Sarbani

Regions with significant populations
- Afghanistan, Pakistan

Languages
- Pashto, Urdu, Dari

Religion
- Islam

Related ethnic groups
- other Pashtun tribes, other Iranian peoples

= Miani (Pashtun tribe) =

Pashtun nomadic tribe(kochi)

Miani (Mianrhi) is a pashtun tribe,
who are the descendants of Saraban, the son of Qais Abdur Raseed. Now they mainly inhabit the Gomal plains of Pakistan in the Tank District of Khyber Pakhtunkhwa, which was formerly North-West Frontier Province. Major portion of the tribe also reside in Dera Ismael Khan ( kokar, Mandhran, Pusha Pull, Baloch Wanda etc ) Panjab ( Riaz Abad, Muzaffar gharh, Jhang etc) and Balochistan ( Harnai).

==History==

===Gomal plains===

The Mianis lived in the Gomal Plains of the Tank District of Khyber Pakhtunkhwa, Pakistan

Though initially a nomadic tribe, Mianis settled in the Gomal plains by or before 1850. The estimated population of the Miani tribe was about 800 in the 1870s. They were a semi-independent group that lived along the Tank border, except for the hot season, when they moved into the hills.

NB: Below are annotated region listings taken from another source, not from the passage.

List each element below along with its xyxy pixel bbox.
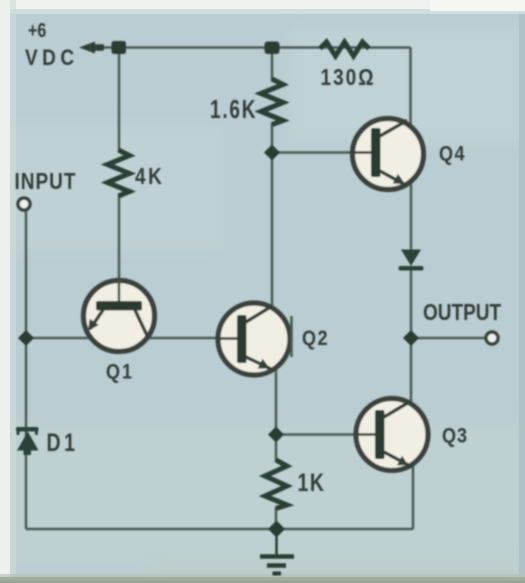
svg-text:Q4: Q4: [439, 142, 466, 166]
svg-text:D1: D1: [47, 429, 79, 457]
svg-text:130Ω: 130Ω: [321, 65, 376, 90]
svg-text:OUTPUT: OUTPUT: [423, 300, 501, 325]
svg-text:INPUT: INPUT: [15, 169, 77, 194]
svg-text:1.6K: 1.6K: [210, 94, 257, 124]
svg-text:Q2: Q2: [302, 327, 329, 351]
svg-text:+6: +6: [28, 19, 46, 41]
svg-text:1K: 1K: [298, 469, 326, 497]
svg-text:VDC: VDC: [25, 46, 79, 71]
svg-text:4K: 4K: [135, 164, 164, 189]
svg-text:Q3: Q3: [442, 424, 468, 448]
svg-text:Q1: Q1: [106, 360, 134, 384]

An important technique that the British used to manage the frontier was to make certain tribes responsible for monitoring who had passes to travel on particular routes into the hills. They called this “pass responsibility”. The Bhitannis first accepted pass responsibility on the Tank frontier. Then, pass responsibility for the Girni, Murtuza and Manjhi posts was assigned to the Miani and Ghurezai tribes in 1876. That year, they also accepted responsibility for monitoring passage into the Gomal Valley.

In 1879, when Tank was raided by Tribals and an uprising took place, wherein the tribes believed that the British control over the area is weakening, these tribals looted a number of villages around Tank. The same fact has been narrated by Evelyn Berkelen Howell, that in January 1879. To protect Tank from further plundering Miani tribe took responsibility to keep it safe from further insecurity and plundering."

===Miani in Baluchistan===

Though a portion of Miani Tribe live in Baluchistan especially in the Shirani District, sizable population of the Miani people live in Sharigh Tehsil of Harnai District in Balochistan.